Orianna : Là, je commence à avoir un peu peur parce qu'elle me raconte ses premiers jours. Elle me dit qu'elle a rencontré des gens avec qui elle rigole. Moi, je suis jalouse. Je suis malheureuse parce que je sens que je vais la perdre et que je me dis que ces personnes là sont géniales et là, je commence un peu à avoir peur. Je l'imagine dans sa chambre, je l'imagine avec d'autres gens parce que je sais qu'elle dort avec d'autres personnes et je les imagine rire. J'imagine plein de choses. Moi, je pense tout le temps, elle, ouais.

Mandy : Quelque temps après, on part dans les Landes. Ma mère louait une maison avec mon frère et puis là, je m'ennuie un peu. Je me rends compte qu'elle me manque terriblement.

Orianna : A ce moment là, je sais qu'elle est dans les Landes, avec ses parents, à une centaine de kilomètres, et je supplie ma mère de m'amener là bas parce qu'elle me manque beaucoup trop. Et puis, bien sûr, Mandy m'avait proposé de venir dans sa maison avec ses parents, ma mère cède. On prend la voiture, elle m'amène. Il fait chaud, c'est des kilomètres. Je sens bien que ma mère est très ennuyée, mais je m'en fous complètement parce que je vais chez Mandy. Et j'arrive là bas et là bas, forcément, c'est génial! Elle est belle, elle est bronzée, elle met du monoï. C'est vraiment en train de me rendre dingue cette histoire. Quoi, je me dis wow ! Là, je commence à comprendre ce qui se passe. Mais bon, pareil, je me le dit, mais je me l'interdis... mais c'est plus fort que moi.

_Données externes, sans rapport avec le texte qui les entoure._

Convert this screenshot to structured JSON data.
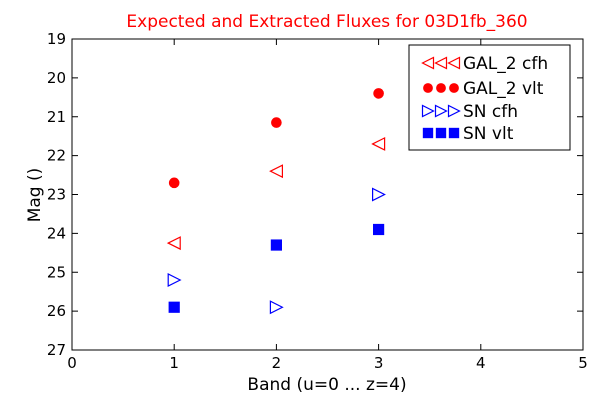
{
  "chart_data": {
    "type": "scatter",
    "title": "Expected and Extracted Fluxes for 03D1fb_360",
    "xlabel": "Band (u=0 ... z=4)",
    "ylabel": "Mag ()",
    "xlim": [
      0,
      5
    ],
    "ylim": [
      27,
      19
    ],
    "y_inverted": true,
    "x_ticks": [
      "0",
      "1",
      "2",
      "3",
      "4",
      "5"
    ],
    "y_ticks": [
      "19",
      "20",
      "21",
      "22",
      "23",
      "24",
      "25",
      "26",
      "27"
    ],
    "grid": false,
    "legend_position": "top-right",
    "series": [
      {
        "name": "GAL_2 cfh",
        "marker": "triangle-left",
        "color": "#ff0000",
        "filled": false,
        "x": [
          1,
          2,
          3
        ],
        "y": [
          24.25,
          22.4,
          21.7
        ]
      },
      {
        "name": "GAL_2 vlt",
        "marker": "circle",
        "color": "#ff0000",
        "filled": true,
        "x": [
          1,
          2,
          3
        ],
        "y": [
          22.7,
          21.15,
          20.4
        ]
      },
      {
        "name": "SN cfh",
        "marker": "triangle-right",
        "color": "#0000ff",
        "filled": false,
        "x": [
          1,
          2,
          3
        ],
        "y": [
          25.2,
          25.9,
          23.0
        ]
      },
      {
        "name": "SN vlt",
        "marker": "square",
        "color": "#0000ff",
        "filled": true,
        "x": [
          1,
          2,
          3
        ],
        "y": [
          25.9,
          24.3,
          23.9
        ]
      }
    ]
  }
}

Quelques semaines après, elle rencontre un garçon et ils tombent amoureux très rapidement. Moi, je suis de moins en moins conviée. Et puis quand je suis là, je sens qu'il y a des moments ou il faut que je rentre chez moi. Je suis la troisième personne. Je ne dirais pas que je dérange, mais bon, il y a des moments ou c'est un couple. Ils sont tous les deux et c'est normal. Mais moi, je n'avais pas envie de les laisser tous les deux. Je voulais toujours rester. C'était assez ambigu comme situation. Le soir de la Saint-Valentin. Ils devaient aller dîner tous les deux au restaurant et moi, j'ai absolument tenu à venir. Je l'avais eue au téléphone et elle m'a dit "On va la Pasta Tutta", c'est un resto de pizza à Toulouse, assez grand ou il y avait beaucoup de tables, où ça brassait énormément. C'était un endroit où on aimait bien aller et je voulais venir parce que j'étais seule et j'étais amoureuse d'elle et que c'était hors de question qu'ils passent la soirée tous les deux.

Mandy : C'était ma première vraie histoire d'amour, donc j'avais un amoureux. C'était très important pour moi. C'était toute ma vie à cette époque là. Mais je me dis moi, je vais aller au restaurant avec mon amoureux. C'est la Saint-Valentin et elle m'a fait une crise. Elle fait des pieds et des mains, en disant "mais tu me laisse tomber, tu vas me laisser toute seule". Et du coup, j'ai fini par l'inviter et elle est venue avec nous au restaurant, en trouple.

Orianna : Parce qu'en plus Rémi, il avait une voiture, était vraiment super cool ce mec. Donc en plus il vient me chercher chez moi. Ma mère me demande "Qu'est ce que tu fais ?". Je dis "bah je vais au restaurant avec Mandy et Rémi", et ma mère me regarde en disant "mais Orianna, c'est la Saint-Valentin, c'est la fête des amoureux. Enfin laisse les tous les deux quoi." Et puis là moi je m'énerve, je dis "mais n'importe quoi, ça va, c'est une fête commerciale. C'est pas grave du tout, on s'en fout, c'est cool". Enfin bon, je l'envoie un peu balader. On dîne, ça se passe bien. J'en fais toujours des caisses avec Mandy. J'ai envie de la faire rire. J'ai envie qu'elle me regarde. Avec du recul, c'est un peu pathétique. Mais bon, qu'est ce qu'on ferait pas quand on est amoureux en fait ?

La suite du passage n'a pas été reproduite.